Optimization techniques are widely used to allocate and share limited resources to competing demands in communication and computer infrastructures. The speaker will start by showing the well-known Transport Control Protocol (TCP) as a distributed solution to achieve the optimal allocation of network bandwidth. Unfortunately, factors such as multiple grades of service quality, variable transmission power, and tradeoffs between communication and computation often make the optimization problem for resource allocation non-convex. New distributed solution techniques are needed to solve these problems.
As an illustrative example, the speaker will consider in-network data processing in sensor networks where data are aggregated (fused) along the way they are transferred toward the end user. Finding the optimal solution for the distributed processing problem is NP-hard, but for specific settings, the problem can lead to a distributed framework for achieving the optimal tradeoff between communications and computation costs.

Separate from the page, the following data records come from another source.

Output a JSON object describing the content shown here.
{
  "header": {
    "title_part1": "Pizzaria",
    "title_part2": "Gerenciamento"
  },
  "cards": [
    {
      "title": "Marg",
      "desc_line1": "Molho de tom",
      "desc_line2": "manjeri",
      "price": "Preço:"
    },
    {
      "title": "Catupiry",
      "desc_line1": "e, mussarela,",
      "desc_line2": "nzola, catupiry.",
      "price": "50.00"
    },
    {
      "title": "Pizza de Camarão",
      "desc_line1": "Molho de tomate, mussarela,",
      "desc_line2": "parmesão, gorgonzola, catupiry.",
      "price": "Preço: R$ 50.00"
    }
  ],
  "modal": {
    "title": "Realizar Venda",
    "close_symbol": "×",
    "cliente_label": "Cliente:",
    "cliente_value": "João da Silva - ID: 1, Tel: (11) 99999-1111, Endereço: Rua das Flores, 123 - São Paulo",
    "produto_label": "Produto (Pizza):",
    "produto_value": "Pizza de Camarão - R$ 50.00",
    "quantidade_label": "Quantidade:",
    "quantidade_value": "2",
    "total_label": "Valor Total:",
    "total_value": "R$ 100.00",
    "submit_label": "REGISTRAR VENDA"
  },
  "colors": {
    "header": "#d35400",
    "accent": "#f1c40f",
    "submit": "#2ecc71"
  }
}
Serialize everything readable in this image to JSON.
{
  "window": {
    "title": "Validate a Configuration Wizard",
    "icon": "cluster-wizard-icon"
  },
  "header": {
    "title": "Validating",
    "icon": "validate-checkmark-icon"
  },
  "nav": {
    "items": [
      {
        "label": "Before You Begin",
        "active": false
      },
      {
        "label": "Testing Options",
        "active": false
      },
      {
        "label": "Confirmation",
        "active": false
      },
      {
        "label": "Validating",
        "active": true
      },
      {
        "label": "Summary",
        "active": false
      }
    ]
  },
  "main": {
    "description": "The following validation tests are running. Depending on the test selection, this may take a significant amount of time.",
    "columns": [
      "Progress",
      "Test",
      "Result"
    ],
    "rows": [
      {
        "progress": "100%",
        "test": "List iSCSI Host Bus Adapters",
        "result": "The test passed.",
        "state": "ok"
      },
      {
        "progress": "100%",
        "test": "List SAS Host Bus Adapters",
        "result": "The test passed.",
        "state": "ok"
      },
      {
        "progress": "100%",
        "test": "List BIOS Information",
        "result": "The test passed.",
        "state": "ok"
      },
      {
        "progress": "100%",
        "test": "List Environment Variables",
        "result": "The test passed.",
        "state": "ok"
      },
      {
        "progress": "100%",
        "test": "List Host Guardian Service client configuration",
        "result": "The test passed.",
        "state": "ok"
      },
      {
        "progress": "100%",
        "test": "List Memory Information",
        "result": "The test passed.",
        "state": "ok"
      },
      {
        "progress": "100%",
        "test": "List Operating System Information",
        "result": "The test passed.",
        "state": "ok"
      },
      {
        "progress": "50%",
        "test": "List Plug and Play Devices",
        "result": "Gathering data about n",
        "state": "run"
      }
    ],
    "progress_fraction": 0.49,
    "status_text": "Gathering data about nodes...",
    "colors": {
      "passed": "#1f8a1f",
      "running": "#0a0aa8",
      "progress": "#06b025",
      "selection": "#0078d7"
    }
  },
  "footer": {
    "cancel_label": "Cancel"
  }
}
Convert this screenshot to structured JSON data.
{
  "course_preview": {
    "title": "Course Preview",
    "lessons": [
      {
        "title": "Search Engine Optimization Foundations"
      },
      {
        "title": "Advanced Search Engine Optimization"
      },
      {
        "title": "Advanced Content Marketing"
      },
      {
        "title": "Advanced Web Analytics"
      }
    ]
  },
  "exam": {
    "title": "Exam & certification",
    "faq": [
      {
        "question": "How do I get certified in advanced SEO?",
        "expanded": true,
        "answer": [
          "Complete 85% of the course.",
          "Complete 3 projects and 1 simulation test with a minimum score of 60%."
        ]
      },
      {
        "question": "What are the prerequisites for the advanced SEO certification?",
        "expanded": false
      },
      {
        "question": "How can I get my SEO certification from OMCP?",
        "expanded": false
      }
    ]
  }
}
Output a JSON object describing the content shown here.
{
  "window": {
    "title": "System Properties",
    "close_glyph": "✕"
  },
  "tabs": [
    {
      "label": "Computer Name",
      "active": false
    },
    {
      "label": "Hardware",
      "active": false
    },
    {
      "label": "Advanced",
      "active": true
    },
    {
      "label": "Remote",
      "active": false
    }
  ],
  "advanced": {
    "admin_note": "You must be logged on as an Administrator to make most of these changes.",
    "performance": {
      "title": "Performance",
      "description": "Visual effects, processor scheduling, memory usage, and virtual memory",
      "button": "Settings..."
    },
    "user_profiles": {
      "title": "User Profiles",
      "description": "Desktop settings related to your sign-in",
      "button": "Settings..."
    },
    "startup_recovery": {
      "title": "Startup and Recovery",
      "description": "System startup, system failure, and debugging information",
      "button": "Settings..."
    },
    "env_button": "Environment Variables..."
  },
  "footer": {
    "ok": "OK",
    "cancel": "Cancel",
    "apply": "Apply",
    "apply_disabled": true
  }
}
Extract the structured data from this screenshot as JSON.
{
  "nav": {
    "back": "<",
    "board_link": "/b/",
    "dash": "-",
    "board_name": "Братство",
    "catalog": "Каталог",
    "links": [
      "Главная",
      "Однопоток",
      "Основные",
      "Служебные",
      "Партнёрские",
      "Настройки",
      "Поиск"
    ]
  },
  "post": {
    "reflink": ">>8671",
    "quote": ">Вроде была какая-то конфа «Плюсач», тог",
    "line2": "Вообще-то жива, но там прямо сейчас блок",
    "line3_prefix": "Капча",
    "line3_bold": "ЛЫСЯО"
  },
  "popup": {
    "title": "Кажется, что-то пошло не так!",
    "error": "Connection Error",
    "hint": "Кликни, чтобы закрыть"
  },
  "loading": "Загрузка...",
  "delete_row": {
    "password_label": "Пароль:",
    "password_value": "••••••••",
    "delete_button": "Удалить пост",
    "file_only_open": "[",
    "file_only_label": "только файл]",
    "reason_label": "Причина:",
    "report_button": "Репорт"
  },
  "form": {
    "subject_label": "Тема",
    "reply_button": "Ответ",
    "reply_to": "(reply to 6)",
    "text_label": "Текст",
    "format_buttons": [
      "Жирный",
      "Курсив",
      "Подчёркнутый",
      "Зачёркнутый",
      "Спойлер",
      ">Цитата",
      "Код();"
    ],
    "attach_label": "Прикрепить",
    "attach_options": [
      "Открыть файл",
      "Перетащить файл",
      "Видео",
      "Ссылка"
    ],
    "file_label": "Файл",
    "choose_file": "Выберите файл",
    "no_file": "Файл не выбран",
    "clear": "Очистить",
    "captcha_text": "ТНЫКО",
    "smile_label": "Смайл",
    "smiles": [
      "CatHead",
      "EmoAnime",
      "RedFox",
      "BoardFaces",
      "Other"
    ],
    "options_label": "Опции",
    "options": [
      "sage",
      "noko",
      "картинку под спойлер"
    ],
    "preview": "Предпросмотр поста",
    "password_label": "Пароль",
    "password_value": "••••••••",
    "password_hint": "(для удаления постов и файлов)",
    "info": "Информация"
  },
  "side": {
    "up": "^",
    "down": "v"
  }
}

As for the aforementioned problems, gradient-based iterative algorithms are commonly used to solve the optimization problems. Much research focuses on improving the iteration convergence. However, when the system parameters change, it requires a new solution from the iterative methods. The speaker will present a new machine-learning method by using two Coupled Long Short-Term Memory (CLSTM) networks to quickly and robustly produce the optimal or near-optimal solutions to constrained optimization problems over a range of system parameters. Numerical examples for allocation of network resources will be presented to confirm the validity of the proposed method.